Afin de la forcer à quitter la pagode, les autorités pratiquent l’intimidation. Ainsi, durant la nuit du 28 au 29 mai 2006, un gang de 10 jeunes gens ont fait irruption sur le domaine de la Pagode Dich Quang, vandalisant tout sur leur passage, criant des injures et donnant de violents coups contre les portes. Terrifiée, la nonne Thich Nu Thong Man a appelé aux secours les bouddhistes du village par téléphone portable. Les fidèles bouddhistes ont réussi à arrêter un des jeunes et Thich Nu Thong Man a porté plainte auprès de la police et des autorités locales, mais aucune suite n’a été donnée. Au contraire, le lendemain (29 mai 2006), le chef du Bureau des Affaires Religieuses local, M. Lac, a convoqué les bouddhistes de sa congrégation et les a informés que les vandales agissaient sur ordre du chef des autorités communistes locales et “continueront ces actes de sabotage jusqu’à ce que Thich Nu Thong Man parte”. Les agents de la Sécurité ont également menacé les parents des jeunes novices de la Pagode Dich Quang des “graves conséquences” qu’ils encouraient s’ils ne les pressaient pas de quitter la pagode.
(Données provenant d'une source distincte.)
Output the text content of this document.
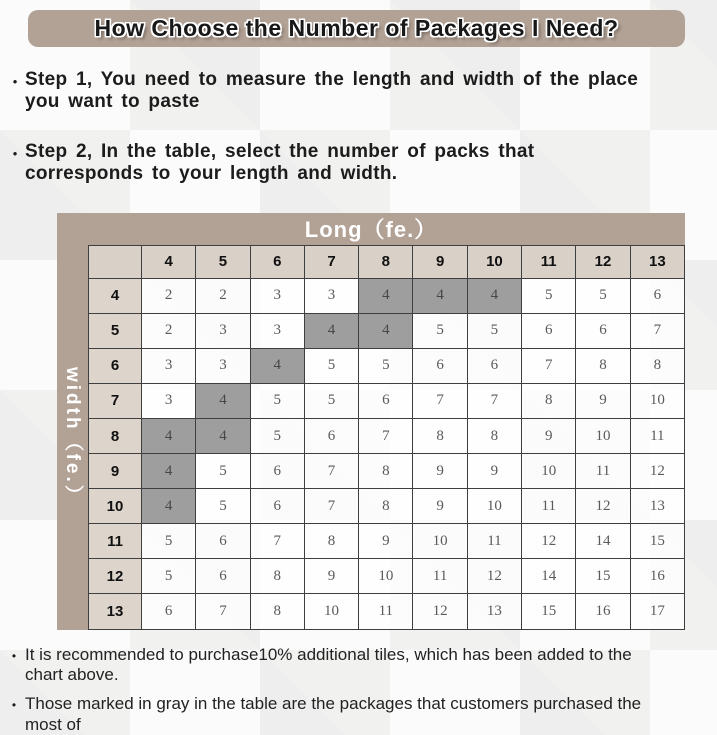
How Choose the Number of Packages I Need?
• Step 1, You need to measure the length and width of the place you want to paste
• Step 2, In the table, select the number of packs that corresponds to your length and width.
Long（fe.）
width（fe.）
	4	5	6	7	8	9	10	11	12	13
4	2	2	3	3	4	4	4	5	5	6
5	2	3	3	4	4	5	5	6	6	7
6	3	3	4	5	5	6	6	7	8	8
7	3	4	5	5	6	7	7	8	9	10
8	4	4	5	6	7	8	8	9	10	11
9	4	5	6	7	8	9	9	10	11	12
10	4	5	6	7	8	9	10	11	12	13
11	5	6	7	8	9	10	11	12	14	15
12	5	6	8	9	10	11	12	14	15	16
13	6	7	8	10	11	12	13	15	16	17
• It is recommended to purchase10% additional tiles, which has been added to the chart above.
• Those marked in gray in the table are the packages that customers purchased the most of
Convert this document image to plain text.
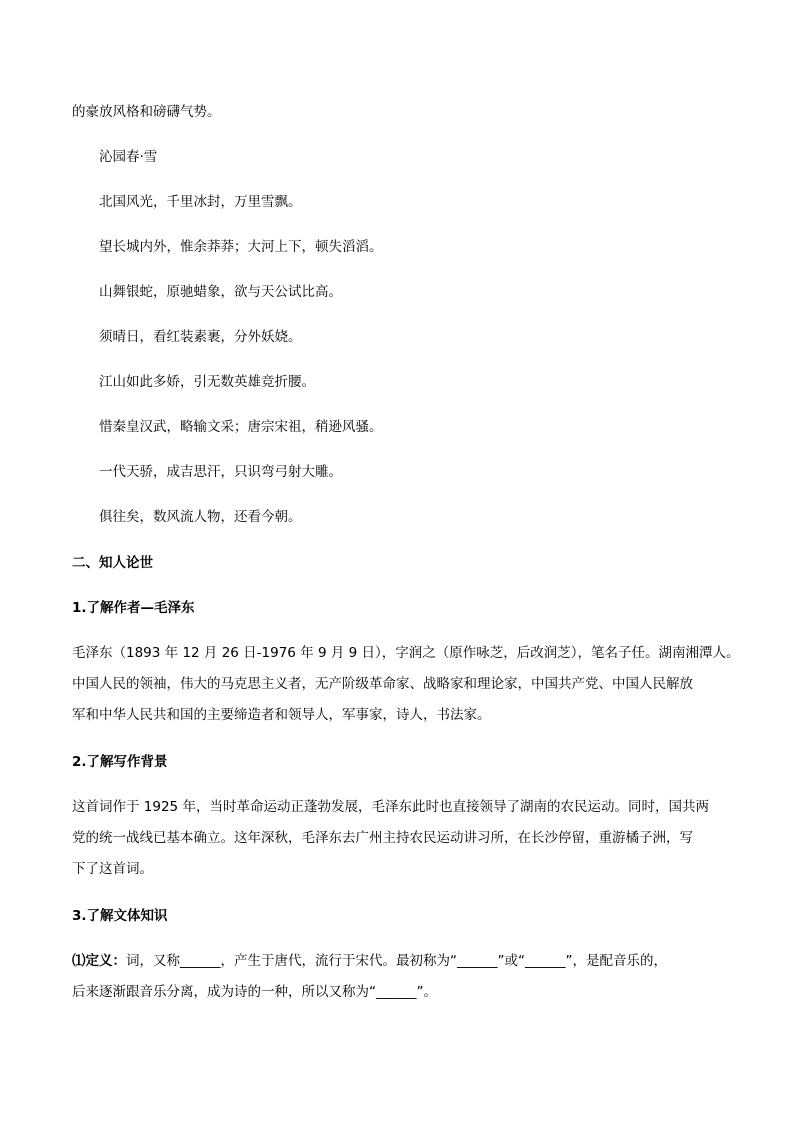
的豪放风格和磅礴气势。
沁园春·雪
北国风光，千里冰封，万里雪飘。
望长城内外，惟余莽莽；大河上下，顿失滔滔。
山舞银蛇，原驰蜡象，欲与天公试比高。
须晴日，看红装素裹，分外妖娆。
江山如此多娇，引无数英雄竞折腰。
惜秦皇汉武，略输文采；唐宗宋祖，稍逊风骚。
一代天骄，成吉思汗，只识弯弓射大雕。
俱往矣，数风流人物，还看今朝。
二、知人论世
1.了解作者—毛泽东
毛泽东（1893 年 12 月 26 日-1976 年 9 月 9 日），字润之（原作咏芝，后改润芝），笔名子任。湖南湘潭人。
中国人民的领袖，伟大的马克思主义者，无产阶级革命家、战略家和理论家，中国共产党、中国人民解放
军和中华人民共和国的主要缔造者和领导人，军事家，诗人，书法家。
2.了解写作背景
这首词作于 1925 年，当时革命运动正蓬勃发展，毛泽东此时也直接领导了湖南的农民运动。同时，国共两
党的统一战线已基本确立。这年深秋，毛泽东去广州主持农民运动讲习所，在长沙停留，重游橘子洲，写
下了这首词。
3.了解文体知识
⑴定义：词，又称______，产生于唐代，流行于宋代。最初称为“______”或“______”，是配音乐的，
后来逐渐跟音乐分离，成为诗的一种，所以又称为“______”。
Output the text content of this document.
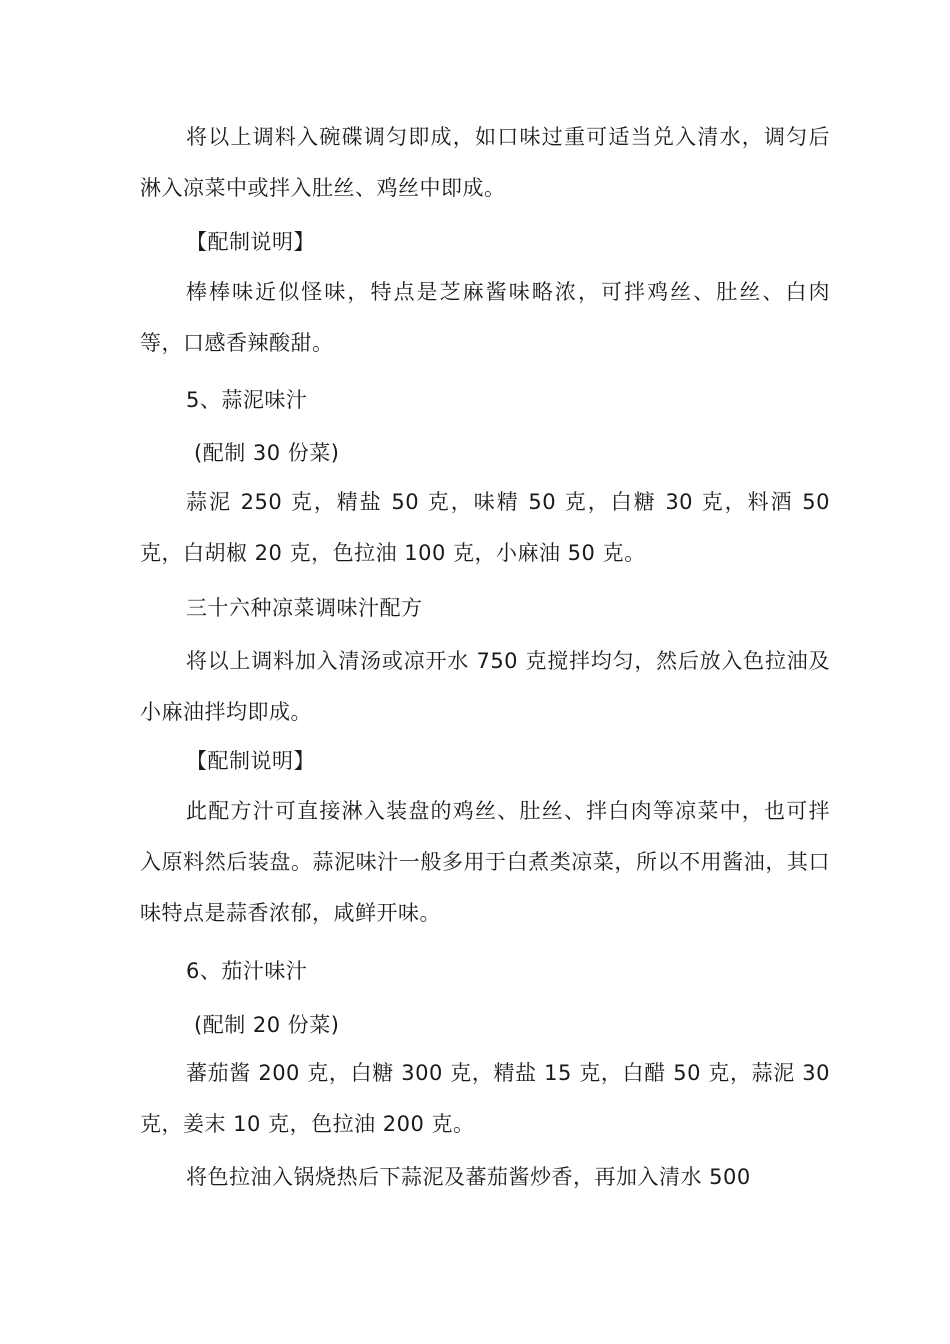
将以上调料入碗碟调匀即成，如口味过重可适当兑入清水，调匀后淋入凉菜中或拌入肚丝、鸡丝中即成。
【配制说明】
棒棒味近似怪味，特点是芝麻酱味略浓，可拌鸡丝、肚丝、白肉等，口感香辣酸甜。
5、蒜泥味汁
(配制 30 份菜)
蒜泥 250 克，精盐 50 克，味精 50 克，白糖 30 克，料酒 50 克，白胡椒 20 克，色拉油 100 克，小麻油 50 克。
三十六种凉菜调味汁配方
将以上调料加入清汤或凉开水 750 克搅拌均匀，然后放入色拉油及小麻油拌均即成。
【配制说明】
此配方汁可直接淋入装盘的鸡丝、肚丝、拌白肉等凉菜中，也可拌入原料然后装盘。蒜泥味汁一般多用于白煮类凉菜，所以不用酱油，其口味特点是蒜香浓郁，咸鲜开味。
6、茄汁味汁
(配制 20 份菜)
蕃茄酱 200 克，白糖 300 克，精盐 15 克，白醋 50 克，蒜泥 30 克，姜末 10 克，色拉油 200 克。
将色拉油入锅烧热后下蒜泥及蕃茄酱炒香，再加入清水 500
Thich Nu Thong Manh a déclaré au BIIB, par téléphone, qu’elle n’avait commis aucun crime et qu’elle restait attachée à l’EBUV. Elle a cependant indiqué qu’elle avait décidé de quitter la Pagode Dich Quang car elle était trop effrayée pour rester. La Sécurité fait régulièrement des irruptions nocturnes dans sa pagode pour des “contrôles d’identité” ainsi que des injures ou menaces téléphoniques, a-t-elle rapporté. Avec les récentes violences, elle craint pour sa vie si elle et ses novices ne quittent pas la pagode.
Le Vénérable Thich Tam Tri, Chef du Comité Représentatif de l’EBUV de la province de Khanh Hoa, a envoyé deux lettres (les 30 mai et 31 mai 2006) au Vénérable Thich Quang Do, deuxième dignitaire de l’EBUV et Directeur de l’exécutif de l’EBUV (Vien Hoa Dao), pour l’informer de cette répression. Il y dit que Thich Nu Thong Man a été visée par ces persécutions particulièrement dures à cause de son attachement très fort à l’EBUV. Pendant plus d’une décennie (1980-90), elle rendait visite de façon régulière au Patriarche Thich Huyen Quang et à Thich Quang Do dans leur exil intérieur dans les provinces respectivement de Quang Ngai et Thai Binh, et apportait des colis de nourriture aux dignitaires de l’EBUV détenus dans les camps de rééducation A20 à Xuan Phuoc (Phu Yen), Z30A à Xuan Loc (Dong Nai) et la prison de Ba Sao (Nam Ha).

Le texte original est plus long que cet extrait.